New ‘hydrogel’ to cure birth defects
The new hydrogel, discovered by researchers in Oxford, an expanding gel which inflates under skin, can be used as a means to heal common birth defects such as webbed fingers and a cleft palate.
This is designed to be placed next to major cleft or wound where it can expand, encouraging the skin to grow in and around it.
This excess skin can be used by surgeons to close the wound, reduce scarring and avoid the need for grafts that will be taken from other parts of the body.
This new discovery can help improve the disfiguring appearance of thousands due to scars, wounds and burns.
Records show that one in every 700 children in Britain suffers from cleft lip or palate which causes difficulties in eating or speaking if not corrected through surgery.
The conventional process of surgery involves the closing of gap with the use of stitches, but babies with this defect require radical surgery and may suffer from other complications.

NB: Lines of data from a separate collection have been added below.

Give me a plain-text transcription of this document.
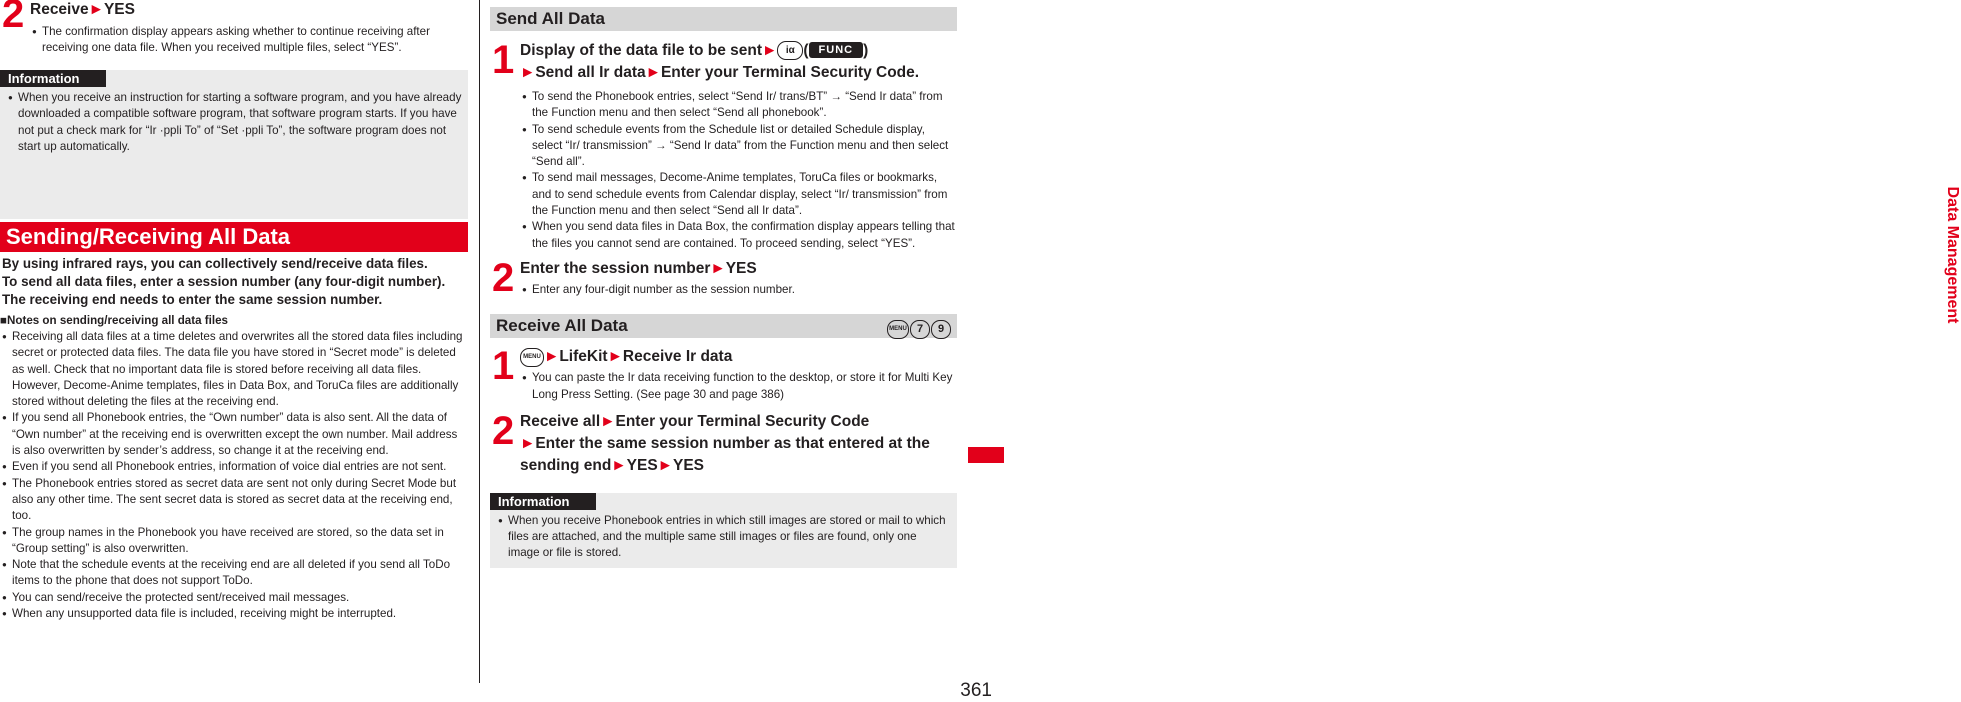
2 Receive►YES
● The confirmation display appears asking whether to continue receiving after receiving one data file. When you received multiple files, select “YES”.
Information
● When you receive an instruction for starting a software program, and you have already downloaded a compatible software program, that software program starts. If you have not put a check mark for “Ir ·ppli To” of “Set ·ppli To”, the software program does not start up automatically.
Sending/Receiving All Data
By using infrared rays, you can collectively send/receive data files.
To send all data files, enter a session number (any four-digit number).
The receiving end needs to enter the same session number.
■Notes on sending/receiving all data files
● Receiving all data files at a time deletes and overwrites all the stored data files including secret or protected data files. The data file you have stored in “Secret mode” is deleted as well. Check that no important data file is stored before receiving all data files.
However, Decome-Anime templates, files in Data Box, and ToruCa files are additionally stored without deleting the files at the receiving end.
● If you send all Phonebook entries, the “Own number” data is also sent. All the data of “Own number” at the receiving end is overwritten except the own number. Mail address is also overwritten by sender’s address, so change it at the receiving end.
● Even if you send all Phonebook entries, information of voice dial entries are not sent.
● The Phonebook entries stored as secret data are sent not only during Secret Mode but also any other time. The sent secret data is stored as secret data at the receiving end, too.
● The group names in the Phonebook you have received are stored, so the data set in “Group setting” is also overwritten.
● Note that the schedule events at the receiving end are all deleted if you send all ToDo items to the phone that does not support ToDo.
● You can send/receive the protected sent/received mail messages.
● When any unsupported data file is included, receiving might be interrupted.
Send All Data
1 Display of the data file to be sent► iα ( FUNC )
►Send all Ir data►Enter your Terminal Security Code.
● To send the Phonebook entries, select “Send Ir/ trans/BT” → “Send Ir data” from the Function menu and then select “Send all phonebook”.
● To send schedule events from the Schedule list or detailed Schedule display, select “Ir/ transmission” → “Send Ir data” from the Function menu and then select “Send all”.
● To send mail messages, Decome-Anime templates, ToruCa files or bookmarks, and to send schedule events from Calendar display, select “Ir/ transmission” from the Function menu and then select “Send all Ir data”.
● When you send data files in Data Box, the confirmation display appears telling that the files you cannot send are contained. To proceed sending, select “YES”.
2 Enter the session number►YES
● Enter any four-digit number as the session number.
Receive All Data	MENU 7 9
1	MENU ►LifeKit►Receive Ir data
● You can paste the Ir data receiving function to the desktop, or store it for Multi Key Long Press Setting. (See page 30 and page 386)
2 Receive all►Enter your Terminal Security Code
►Enter the same session number as that entered at the
sending end►YES►YES
Information
● When you receive Phonebook entries in which still images are stored or mail to which files are attached, and the multiple same still images or files are found, only one image or file is stored.
Data Management
361
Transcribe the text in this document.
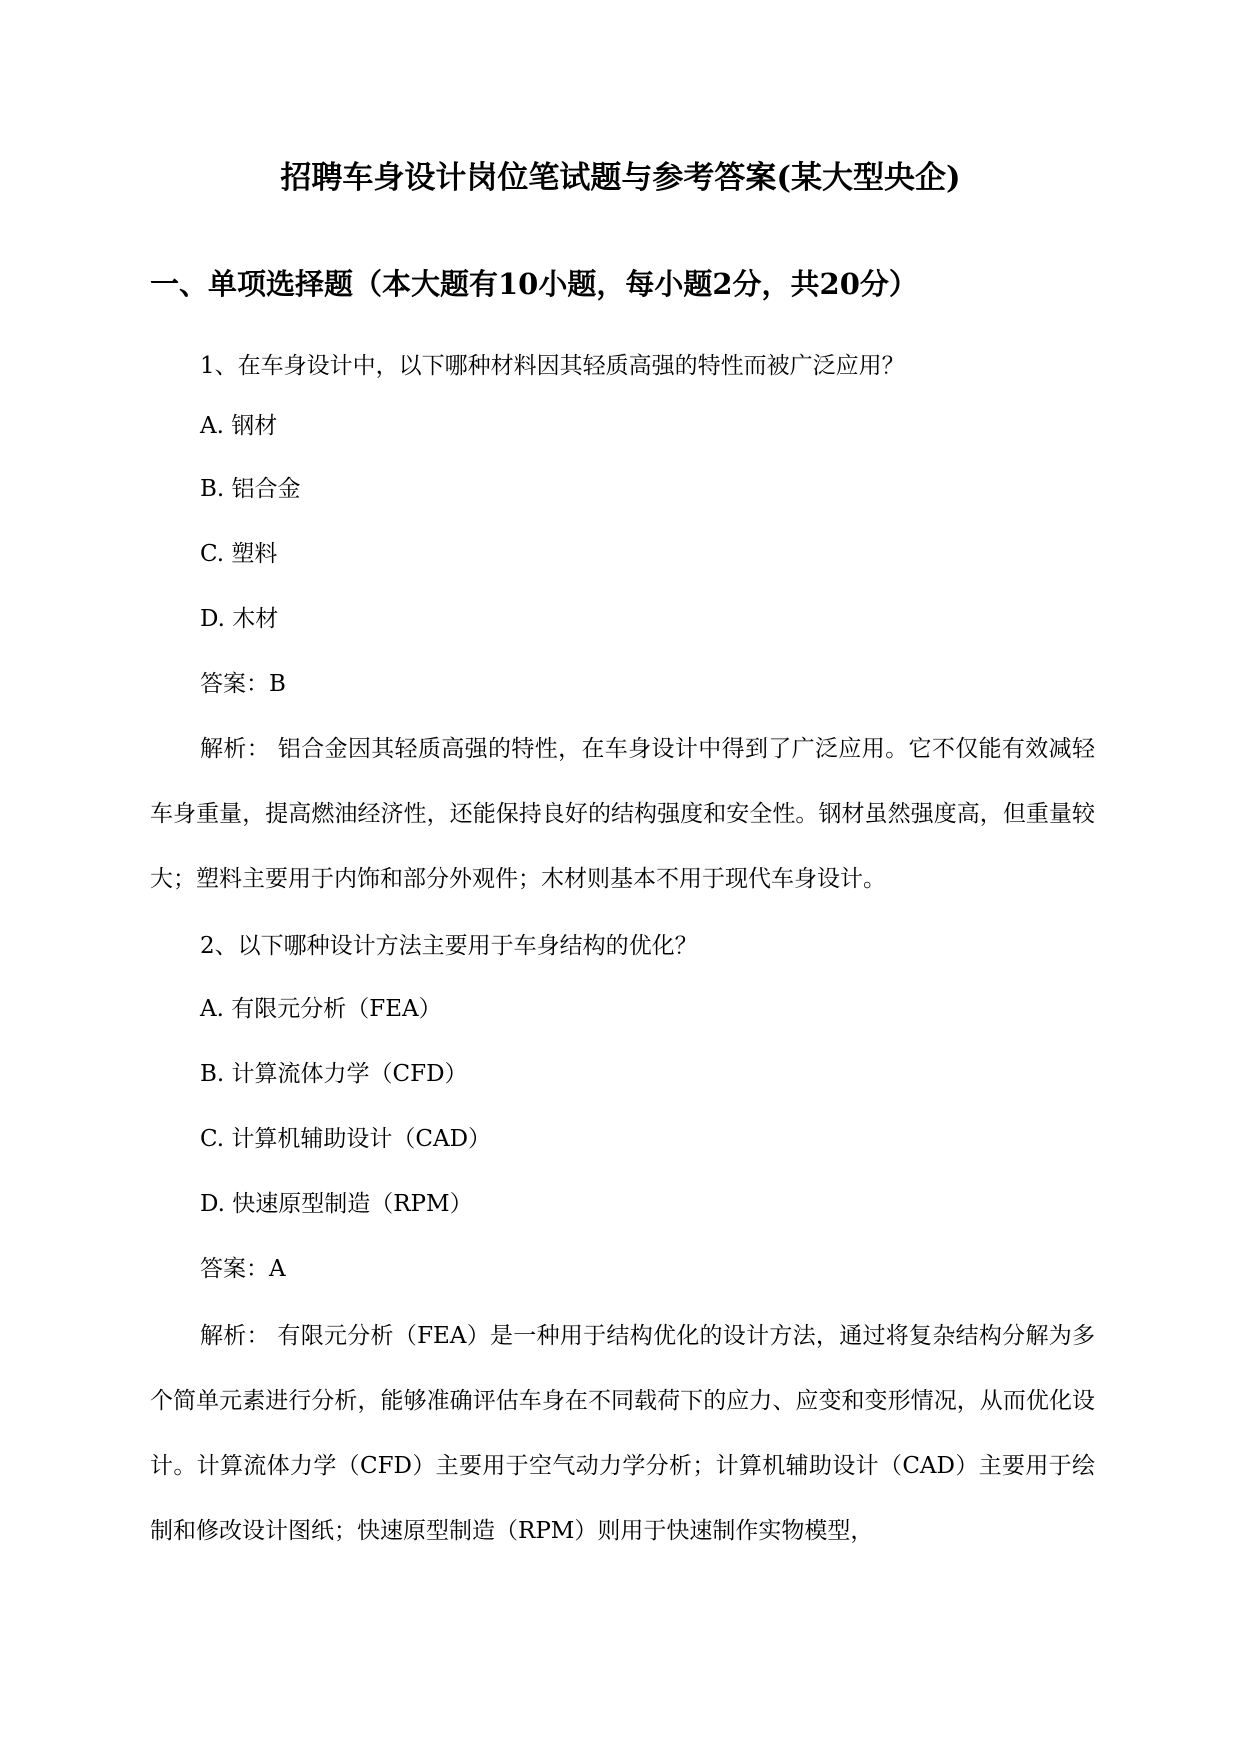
招聘车身设计岗位笔试题与参考答案(某大型央企)
一、单项选择题（本大题有10小题，每小题2分，共20分）
1、在车身设计中，以下哪种材料因其轻质高强的特性而被广泛应用？
A. 钢材
B. 铝合金
C. 塑料
D. 木材
答案：B

解析： 铝合金因其轻质高强的特性，在车身设计中得到了广泛应用。它不仅能有效减轻车身重量，提高燃油经济性，还能保持良好的结构强度和安全性。钢材虽然强度高，但重量较大；塑料主要用于内饰和部分外观件；木材则基本不用于现代车身设计。

2、以下哪种设计方法主要用于车身结构的优化？
A. 有限元分析（FEA）
B. 计算流体力学（CFD）
C. 计算机辅助设计（CAD）
D. 快速原型制造（RPM）
答案：A

解析： 有限元分析（FEA）是一种用于结构优化的设计方法，通过将复杂结构分解为多个简单元素进行分析，能够准确评估车身在不同载荷下的应力、应变和变形情况，从而优化设计。计算流体力学（CFD）主要用于空气动力学分析；计算机辅助设计（CAD）主要用于绘制和修改设计图纸；快速原型制造（RPM）则用于快速制作实物模型，
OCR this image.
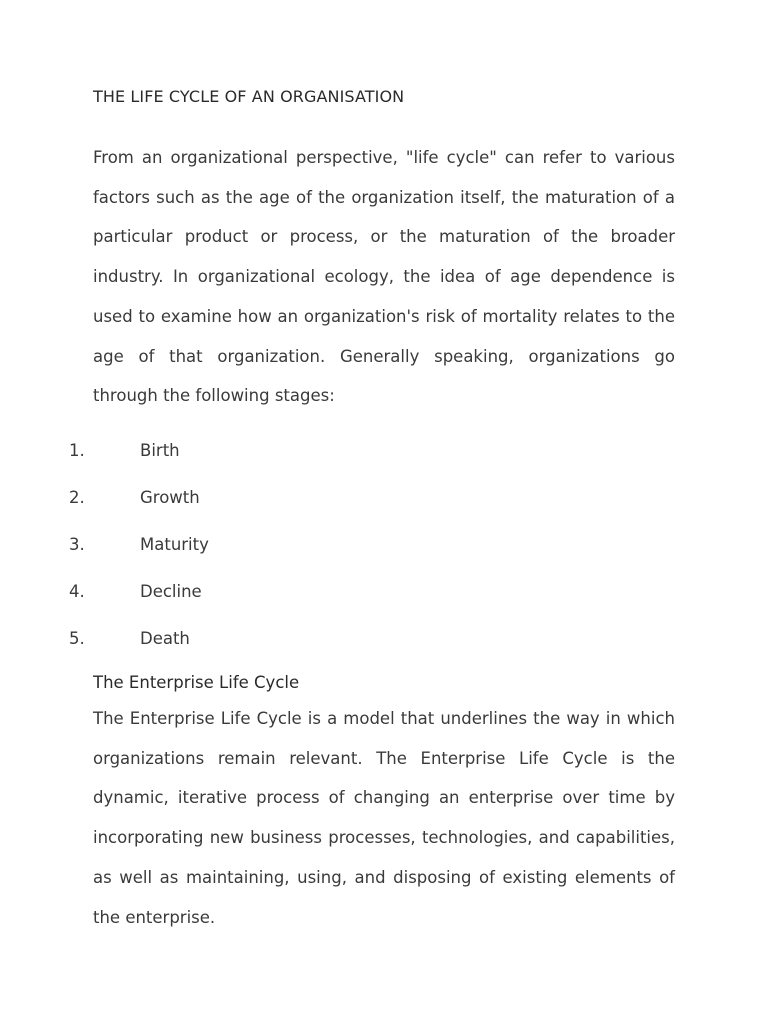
THE LIFE CYCLE OF AN ORGANISATION

From an organizational perspective, "life cycle" can refer to various factors such as the age of the organization itself, the maturation of a particular product or process, or the maturation of the broader industry. In organizational ecology, the idea of age dependence is used to examine how an organization's risk of mortality relates to the age of that organization. Generally speaking, organizations go through the following stages:

1.	Birth
2.	Growth
3.	Maturity
4.	Decline
5.	Death
The Enterprise Life Cycle

The Enterprise Life Cycle is a model that underlines the way in which organizations remain relevant. The Enterprise Life Cycle is the dynamic, iterative process of changing an enterprise over time by incorporating new business processes, technologies, and capabilities, as well as maintaining, using, and disposing of existing elements of the enterprise.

One of this is fistula, a hole between the mouth and nasal passage which may produce other more complications.
Studies have shown that the new material can absorb water from the body and has the potential to expand to 1,500 percent from its original size.
It can set to grow slowly in one direction, encouraging the skin to grow around the palate - a process identified as tissue expansion.
When enough tissue has been created around the cleft palate, the plate is removed and the cleft is further repaired by using additional tissue.
Experts hope to publish the results later this year, and if further tests are successful, the first clinical trials in patients will commence early next spring.